Monday, November 06, 2006

Bonfire of the Vanities - for Ted Haggard

Sherman McCoy, the leading character in Tom Wolf’s bestselling novel The Bonfire of the Vanities, is a prisoner of the Wall Street world where he makes millions of dollars as a high profile bonds broker. His ‘lifestyle of the rich and famous’ collides with the life of the sleazy and desperate in the New York City justice system when he accidentally runs over a young, black youth while returning from the airport with his mistress. As the story unfolds, multiple characters find their lives dictated by the larger stories in which they live: journalists sell their souls for a headline, real estate brokers for a sale, attorneys for a fee or favor, and drug dealers for a reduced sentence. For nearly 700 pages we are exposed to the lives of people who are trying to navigate systems that appear out to destroy them, all the while seeking to stimulate (or medicate) their lives by having affairs, making obscene amounts of money, displaying their male machismo or female sensuality, climbing the power structures, or flaunting their fame. It doesn’t seem to matter whether one is at the top of the social circle or low-life street scum. Everyone is a prisoner of their environment. Everyone is hiding who they really are.

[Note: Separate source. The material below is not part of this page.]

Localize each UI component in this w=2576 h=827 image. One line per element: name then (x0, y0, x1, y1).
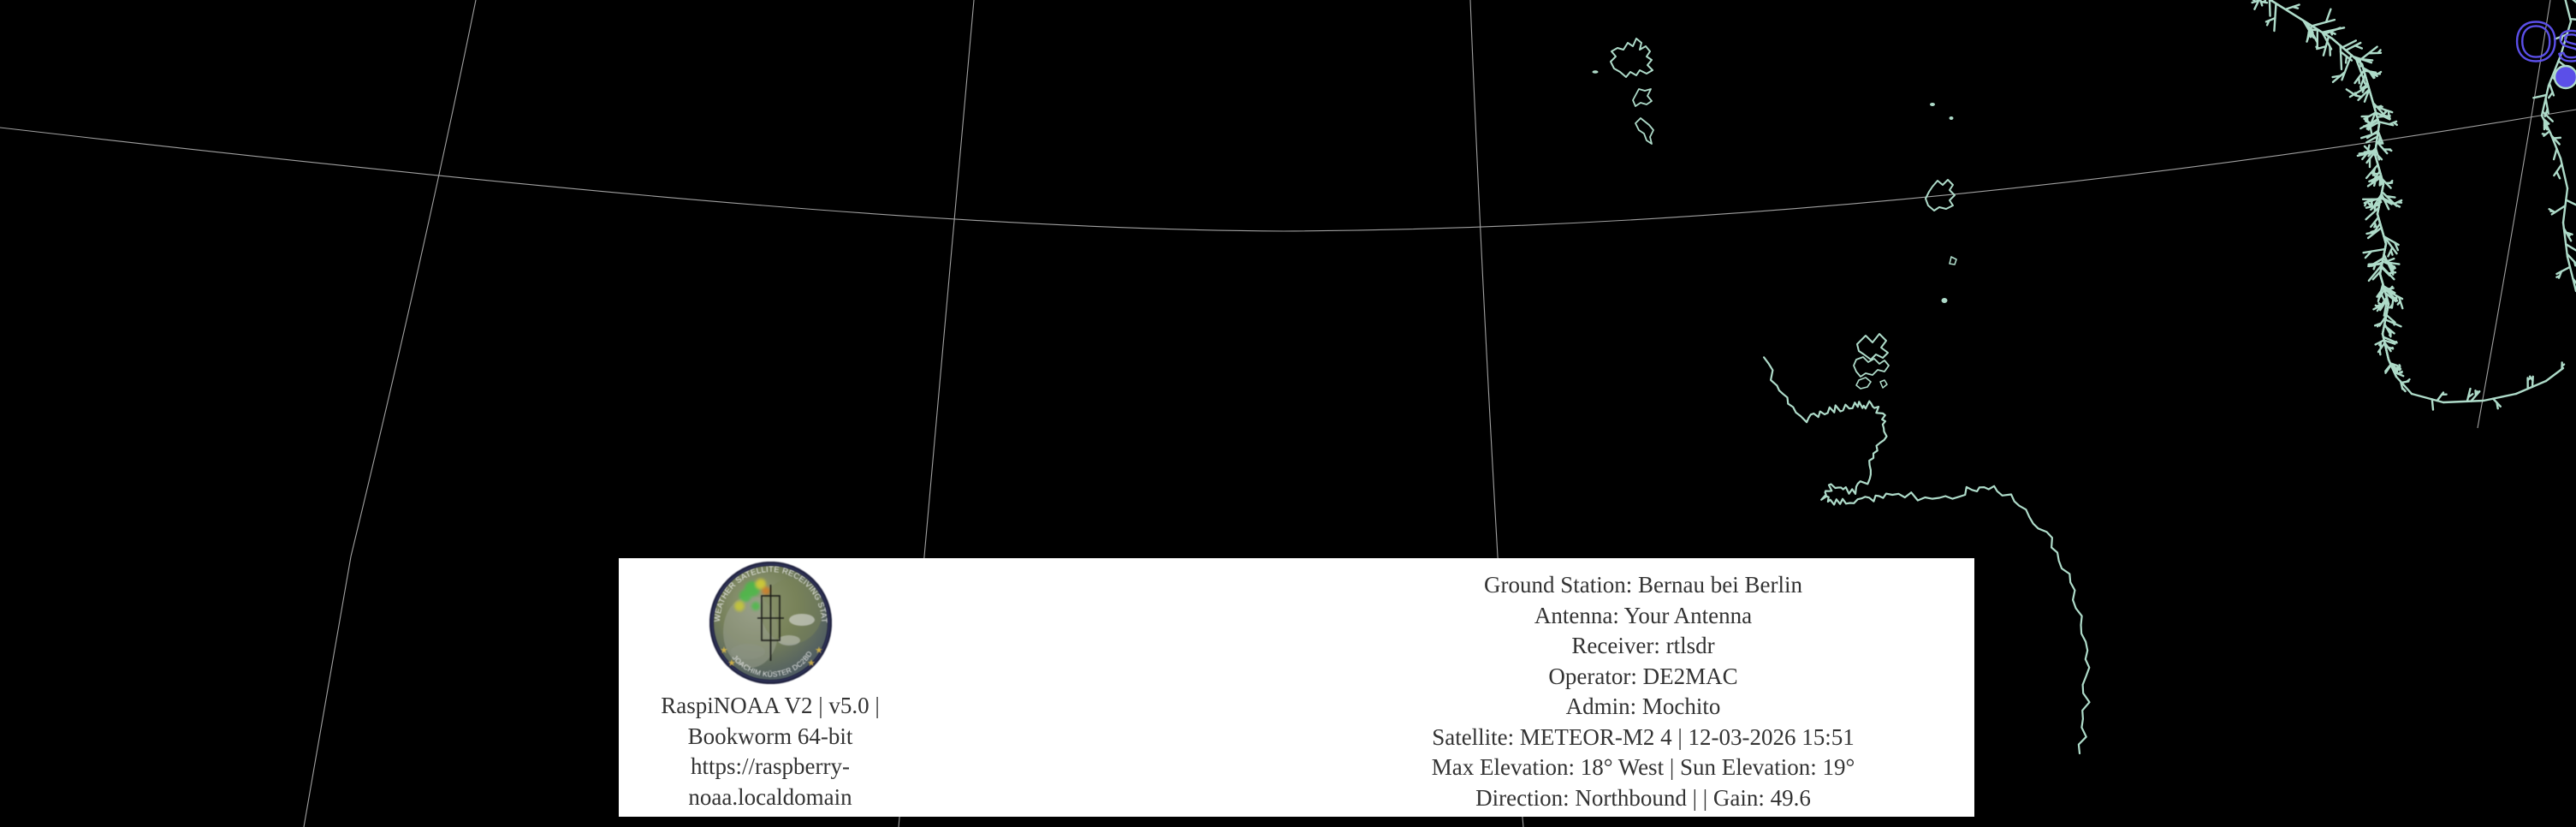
svg-text:★: ★ (815, 646, 823, 656)
svg-text:★: ★ (720, 646, 728, 656)
svg-text:Oslo: Oslo (2514, 10, 2576, 73)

McCoy thinks he is losing control of his life as a local tabloid exploits his misery by publishing details of his affairs, his wealth, and his negligence at leaving the scene of an accident in an impoverished neighborhood of the Bronx. Local politicians seem less concerned with justice than they are with placating the racial tensions in order to protect their political ambitions. McCoy himself is desperate to keep his income, his image, and his family in tact. As everything around him collapses, he discovers that he had been a prisoner to all these forces. After a year of navigating the judicial system, reporters questioned McCoy about the contrast between his Park Avenue life and surviving the political and legal nightmare of the Bronx. McCoy responds, ‘I have nothing to do with Wall Street or Park Avenue.’ Ironically, as the world he knew collapsed around him, he found liberation and his true self. The old Sherman McCoy died, and a new one – not a nice, pretty McCoy, but a McCoy who could live with himself – was born. Though he is the one most likely going to jail, he also becomes the one most at peace with his life. At some level, McCoy rose above the controlling narratives of his social obligations, business demands, and the complex political and judicial systems of New York City. He was freed.

In similar fashion, the evangelical church in America is facing a crisis of identity. As we seek to defend our way of life, our cultural values and our influence in society we are finding things fall apart around us. 500 billion dollars has been spent on domestic ministries over the past decade, yet less people are involved in the institutional church than before. Political and religious leaders attempt to rally the troops be scaring us with threats of moral decay, liberal legislation and dying churches. But Jesus said, ‘I will build my church and the gates of hell will not prevail against it.’ We are commanded to make disciples. He will build the church. I believe that crisis in the western church is that we have the roles reversed. We are trying to build big, strong, relevant churches and hoping that people will somehow get discipled in the process. I suggest that if we focused on planting churches by making disciples rather than planting churches in order to make disciples we might discover once again what it means to live with God and to be the people of God.